Why the NHS needs to learn from pilots

Reducing risk and avoidable errors

We all know that healthcare is a hugely emotive issue in Britain today. It was on the lips of many during this year’s general election, and with a 2014 report from the NHS Litigation Authority saying it could face a bill of up to £25.6 billion to cover clinical negligence claims (the annual report with the full figures will available after their AGM in July), it is clear that we need to find a way of improving the service.

How we reduce this cost, improve conditions for staff, and reduce patient risk are some of the biggest questions facing the NHS today. We believe the answer to these problems lies in better understanding human behaviour; working out why errors are made, and how we can mitigate for them in future.

Learning from other industries

On the surface, saying that the NHS needs learn from pilots and the oil and gas industry sounds ridiculous. What do nurses have in common with offshore workers? Pilots with surgeons? In reality the answer is quite a lot.

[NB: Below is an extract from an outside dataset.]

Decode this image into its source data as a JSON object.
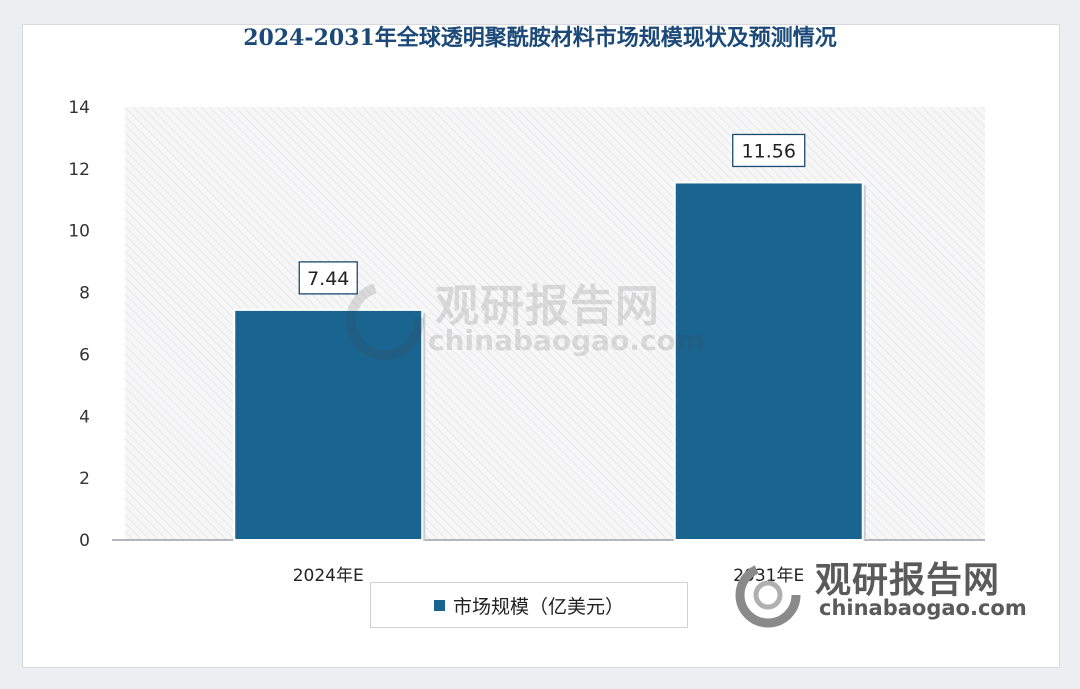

The risks imposed by fatigue (long working hours), pressure (high-risk environment), lack of communication (fear of speaking out, rushed briefings) and morale (stressful conditions) are not at all dissimilar. We know both of the aviation and the oil and gas industries inside out, and we think lessons can be transferred into the NHS in many places. Here are just two of them:

Surgery

Using some lateral thinking and looking to the lessons learnt in other high-risks environments can lead to huge improvements in surgery. All staff on the flight deck are encouraged to speak openly – especially if they spot a problem – and the environment changed so that even more junior members can speak out when necessary; the same could be true in operating theatres.

Changing attitudes takes a great deal of work, but understanding how people will accept change more easily will help hugely. Need to persuade doctors to be part of longer briefings – offer them research from the British Medical Journal from 2011 that shows strong links between briefings and attitudes towards safety. Want to implement checklists for surgeons to ensure all practices have been carried out – we have surgeons write these so it is compatriots writing the lists, not a manager with no experience in the field. Surgery is inherently high-risk, and the last thing you want to do is add more stress or distraction in to the mix, but some changes really can make huge differences.

Staff morale

Often times the answer touted for solving healthcare problems is simply that it needs more money. But until funding is available units cannot just ignore failings. In many cases some simple, inexpensive solutions can have big results.

Pressure, lack of team work, lack of communication, stress. These are all things that NHS staff face every day, and looking at how to relieve these can lead to big improvements in service levels – and the morale of your staff. Looking at making slight improvements to the working environment (including things like lighting and equipment ergonomics), how to improve communication through briefings and knowledge transfer sessions, and how to ensure people are aware of all elements involved in their situation will make disproportionately large impacts on the risks and errors that result in negligence claims.

There is, of course, no magic cure to all of the NHS’s problems – they are too numerous and varied – but what we can do is look at ways to improve performance and mitigate for errors in a way that makes practical sense, is easy to implement and takes the people element of the NHS in to account.